A study of ligand-induced erbB receptor interactions and downstream signaling in an erbB-2 overexpression model for lung cancer

Abstract

Overexpression of erbB-2 is associated with a poor prognosis in lung cancer (Kern, 1990). We have found that overexpression of erbB-2 alone in a human bronchial epithelial cell model system is not sufficient for tumor production (Hamburger, 1998). Characterization of our cell model system revealed the presence of constitutive production of the erbB family of ligands: TGF-alpha, amphiregulin, betacellulin, heparin-binding EGF and heregulin. Of these endogenously-expressed ligands, only TGF-alpha expressed and secreted at high levels in the presence of overexpressed erbB-2 was found to correlate with tumorigenicity. Of the four constitutively expressed erbB receptors, erbB-1 and erbB-2 were the major species, while erbB-3 and erbB-4 represented a minor fraction of the population. Endogenously produced TGF-alpha was found to induce formation of erbB-1/erbB-2, erbB-1/erbB-3, erbB-1/erbB-4, erbB-2/erbB-4, erbB-2/erbB-3 and erbB-3/erbB-4 heterodimer complexes. However, only the TGF-alpha-induced erbB-1/erbB-2 heterodimer was formed in tumorigenic E6TM cells but not in non-tumorigenic E6TMA cells (Hamburger, 1998). Activation of the PI-3-kinase signaling pathway was comparable in both cell lines, however, activation of the ras-MAPK signaling pathway, however, was found to correlate with formation of the TGF-alpha induced erbB-1/erbB-2 heterodimer complex and tumorigenicity. We demonstrated that both Stats 1 and 3 co-immunoprecipitate with the constitutively produced erbB-1/erbB-2 heterodimer complex in tumorigenic E6TM cells.
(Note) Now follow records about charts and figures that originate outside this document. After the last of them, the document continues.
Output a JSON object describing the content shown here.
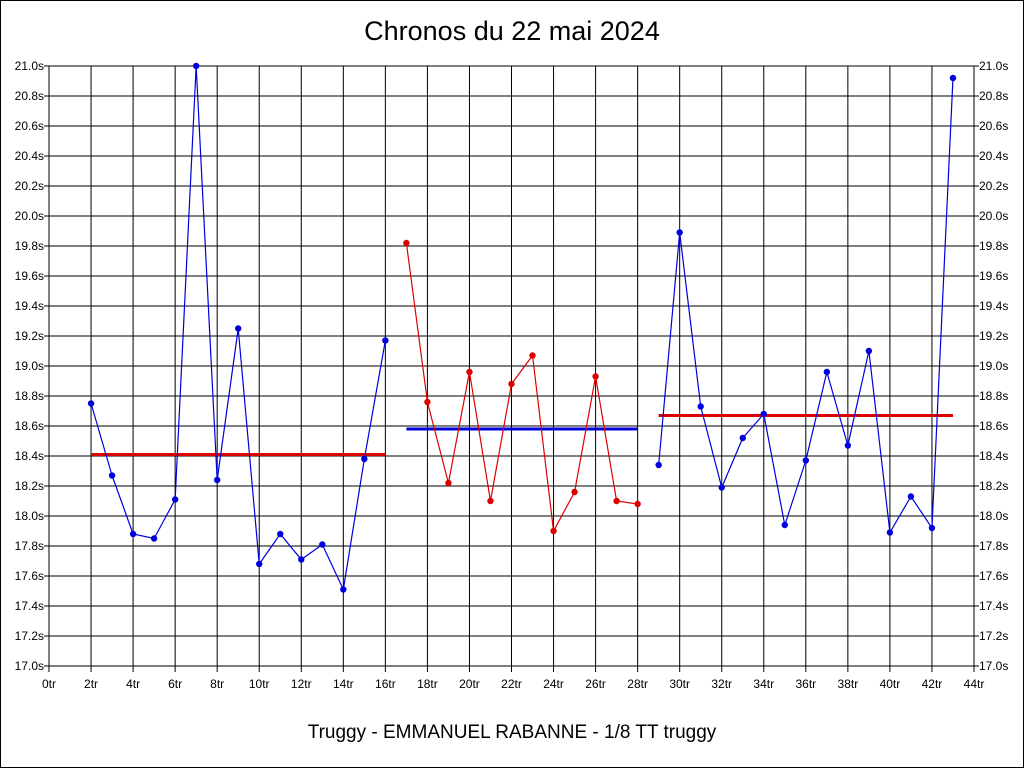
{
  "chart_data": {
    "type": "line",
    "title": "Chronos du 22 mai 2024",
    "footer": "Truggy - EMMANUEL RABANNE - 1/8 TT truggy",
    "xlim": [
      0,
      44
    ],
    "ylim": [
      17.0,
      21.0
    ],
    "x_ticks": [
      "0tr",
      "2tr",
      "4tr",
      "6tr",
      "8tr",
      "10tr",
      "12tr",
      "14tr",
      "16tr",
      "18tr",
      "20tr",
      "22tr",
      "24tr",
      "26tr",
      "28tr",
      "30tr",
      "32tr",
      "34tr",
      "36tr",
      "38tr",
      "40tr",
      "42tr",
      "44tr"
    ],
    "y_ticks": [
      "17.0s",
      "17.2s",
      "17.4s",
      "17.6s",
      "17.8s",
      "18.0s",
      "18.2s",
      "18.4s",
      "18.6s",
      "18.8s",
      "19.0s",
      "19.2s",
      "19.4s",
      "19.6s",
      "19.8s",
      "20.0s",
      "20.2s",
      "20.4s",
      "20.6s",
      "20.8s",
      "21.0s"
    ],
    "grid": true,
    "series": [
      {
        "color": "#0000dd",
        "points": [
          [
            2,
            18.75
          ],
          [
            3,
            18.27
          ],
          [
            4,
            17.88
          ],
          [
            5,
            17.85
          ],
          [
            6,
            18.11
          ],
          [
            7,
            21.0
          ],
          [
            8,
            18.24
          ],
          [
            9,
            19.25
          ],
          [
            10,
            17.68
          ],
          [
            11,
            17.88
          ],
          [
            12,
            17.71
          ],
          [
            13,
            17.81
          ],
          [
            14,
            17.51
          ],
          [
            15,
            18.38
          ],
          [
            16,
            19.17
          ]
        ]
      },
      {
        "color": "#dd0000",
        "points": [
          [
            17,
            19.82
          ],
          [
            18,
            18.76
          ],
          [
            19,
            18.22
          ],
          [
            20,
            18.96
          ],
          [
            21,
            18.1
          ],
          [
            22,
            18.88
          ],
          [
            23,
            19.07
          ],
          [
            24,
            17.9
          ],
          [
            25,
            18.16
          ],
          [
            26,
            18.93
          ],
          [
            27,
            18.1
          ],
          [
            28,
            18.08
          ]
        ]
      },
      {
        "color": "#0000dd",
        "points": [
          [
            29,
            18.34
          ],
          [
            30,
            19.89
          ],
          [
            31,
            18.73
          ],
          [
            32,
            18.19
          ],
          [
            33,
            18.52
          ],
          [
            34,
            18.68
          ],
          [
            35,
            17.94
          ],
          [
            36,
            18.37
          ],
          [
            37,
            18.96
          ],
          [
            38,
            18.47
          ],
          [
            39,
            19.1
          ],
          [
            40,
            17.89
          ],
          [
            41,
            18.13
          ],
          [
            42,
            17.92
          ],
          [
            43,
            20.92
          ]
        ]
      }
    ],
    "averages": [
      {
        "color": "#dd0000",
        "x": [
          2,
          16
        ],
        "y": 18.41
      },
      {
        "color": "#0000dd",
        "x": [
          17,
          28
        ],
        "y": 18.58
      },
      {
        "color": "#dd0000",
        "x": [
          29,
          43
        ],
        "y": 18.67
      }
    ]
  }
}
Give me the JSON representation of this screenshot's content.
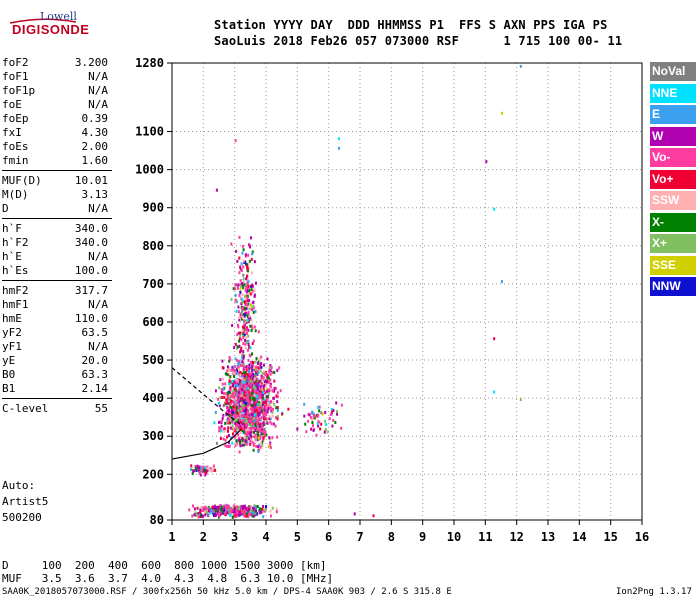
{
  "logo": {
    "line1": "Lowell",
    "line2": "DIGISONDE"
  },
  "header": {
    "line1": "Station YYYY DAY  DDD HHMMSS P1  FFS S AXN PPS IGA PS",
    "line2": "SaoLuis 2018 Feb26 057 073000 RSF      1 715 100 00- 11"
  },
  "params": [
    {
      "group": [
        {
          "name": "foF2",
          "value": "3.200"
        },
        {
          "name": "foF1",
          "value": "N/A"
        },
        {
          "name": "foF1p",
          "value": "N/A"
        },
        {
          "name": "foE",
          "value": "N/A"
        },
        {
          "name": "foEp",
          "value": "0.39"
        },
        {
          "name": "fxI",
          "value": "4.30"
        },
        {
          "name": "foEs",
          "value": "2.00"
        },
        {
          "name": "fmin",
          "value": "1.60"
        }
      ]
    },
    {
      "group": [
        {
          "name": "MUF(D)",
          "value": "10.01"
        },
        {
          "name": "M(D)",
          "value": "3.13"
        },
        {
          "name": "D",
          "value": "N/A"
        }
      ]
    },
    {
      "group": [
        {
          "name": "h`F",
          "value": "340.0"
        },
        {
          "name": "h`F2",
          "value": "340.0"
        },
        {
          "name": "h`E",
          "value": "N/A"
        },
        {
          "name": "h`Es",
          "value": "100.0"
        }
      ]
    },
    {
      "group": [
        {
          "name": "hmF2",
          "value": "317.7"
        },
        {
          "name": "hmF1",
          "value": "N/A"
        },
        {
          "name": "hmE",
          "value": "110.0"
        },
        {
          "name": "yF2",
          "value": "63.5"
        },
        {
          "name": "yF1",
          "value": "N/A"
        },
        {
          "name": "yE",
          "value": "20.0"
        },
        {
          "name": "B0",
          "value": "63.3"
        },
        {
          "name": "B1",
          "value": "2.14"
        }
      ]
    },
    {
      "group": [
        {
          "name": "C-level",
          "value": "55"
        }
      ]
    }
  ],
  "autoscale": {
    "line1": "Auto:",
    "line2": "Artist5",
    "line3": "500200"
  },
  "footer": {
    "d_line": "D     100  200  400  600  800 1000 1500 3000 [km]",
    "muf_line": "MUF   3.5  3.6  3.7  4.0  4.3  4.8  6.3 10.0 [MHz]",
    "info_line": "SAA0K_2018057073000.RSF / 300fx256h 50 kHz 5.0 km / DPS-4 SAA0K 903 / 2.6 S 315.8 E",
    "version": "Ion2Png 1.3.17"
  },
  "legend": [
    {
      "label": "NoVal",
      "color": "#808080"
    },
    {
      "label": "NNE",
      "color": "#00e0ff"
    },
    {
      "label": "E",
      "color": "#3ca0f0"
    },
    {
      "label": "W",
      "color": "#b000b0"
    },
    {
      "label": "Vo-",
      "color": "#ff3ca0"
    },
    {
      "label": "Vo+",
      "color": "#f00032"
    },
    {
      "label": "SSW",
      "color": "#ffb0b0"
    },
    {
      "label": "X-",
      "color": "#008000"
    },
    {
      "label": "X+",
      "color": "#80c060"
    },
    {
      "label": "SSE",
      "color": "#d0d000"
    },
    {
      "label": "NNW",
      "color": "#1010d0"
    }
  ],
  "chart_data": {
    "type": "scatter",
    "xlim": [
      1,
      16
    ],
    "ylim": [
      80,
      1280
    ],
    "x_ticks": [
      1,
      2,
      3,
      4,
      5,
      6,
      7,
      8,
      9,
      10,
      11,
      12,
      13,
      14,
      15,
      16
    ],
    "y_ticks": [
      80,
      200,
      300,
      400,
      500,
      600,
      700,
      800,
      900,
      1000,
      1100,
      1280
    ],
    "grid": true,
    "legend_position": "right",
    "profile_curve": [
      [
        1.0,
        240
      ],
      [
        2.0,
        255
      ],
      [
        2.8,
        285
      ],
      [
        3.2,
        317.7
      ]
    ],
    "profile_extrapolation": [
      [
        1.0,
        480
      ],
      [
        2.0,
        410
      ],
      [
        2.8,
        355
      ],
      [
        3.2,
        330
      ]
    ],
    "clusters": [
      {
        "name": "F2 trace",
        "x": [
          2.2,
          4.6
        ],
        "y": [
          260,
          520
        ],
        "density": 1400
      },
      {
        "name": "F2 tall column",
        "x": [
          2.8,
          3.8
        ],
        "y": [
          440,
          840
        ],
        "density": 260
      },
      {
        "name": "Es layer",
        "x": [
          1.2,
          4.6
        ],
        "y": [
          90,
          125
        ],
        "density": 380
      },
      {
        "name": "low echoes",
        "x": [
          1.4,
          2.6
        ],
        "y": [
          200,
          230
        ],
        "density": 60
      },
      {
        "name": "scatter right",
        "x": [
          4.6,
          6.6
        ],
        "y": [
          300,
          400
        ],
        "density": 60
      }
    ],
    "outliers": [
      {
        "x": 6.3,
        "y": 1085,
        "mark": "NNE"
      },
      {
        "x": 6.3,
        "y": 1060,
        "mark": "E"
      },
      {
        "x": 11.0,
        "y": 1025,
        "mark": "W"
      },
      {
        "x": 11.5,
        "y": 1152,
        "mark": "SSE"
      },
      {
        "x": 12.1,
        "y": 1275,
        "mark": "E"
      },
      {
        "x": 11.25,
        "y": 900,
        "mark": "NNE"
      },
      {
        "x": 11.5,
        "y": 710,
        "mark": "E"
      },
      {
        "x": 11.25,
        "y": 560,
        "mark": "Vo+"
      },
      {
        "x": 11.25,
        "y": 420,
        "mark": "NNE"
      },
      {
        "x": 12.1,
        "y": 400,
        "mark": "X+"
      },
      {
        "x": 2.4,
        "y": 950,
        "mark": "W"
      },
      {
        "x": 3.0,
        "y": 1080,
        "mark": "Vo-"
      },
      {
        "x": 7.4,
        "y": 95,
        "mark": "Vo+"
      },
      {
        "x": 6.8,
        "y": 100,
        "mark": "W"
      }
    ]
  }
}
Activation of Stats 1 and 3 was shown to be dependent on high levels of TGF-alpha. We demonstrated that the erbS-1/erbB-2 heterodimer and erbB-2 kinase activity was required for Stat activation, while the erbB-1 homodimer was not sufficient for the TGF-alpha-induced activation of Stats 1 and 3. Our results support the hypothesis that the erbB-1/erbB-2 heterodimer, formed and activated in response to TGF-alpha, is critical to the tumorigenic conversion of these lung epithelial cells through the activation of signaling cascades including the MAPK and Stat pathways, but not PI-3-kinase.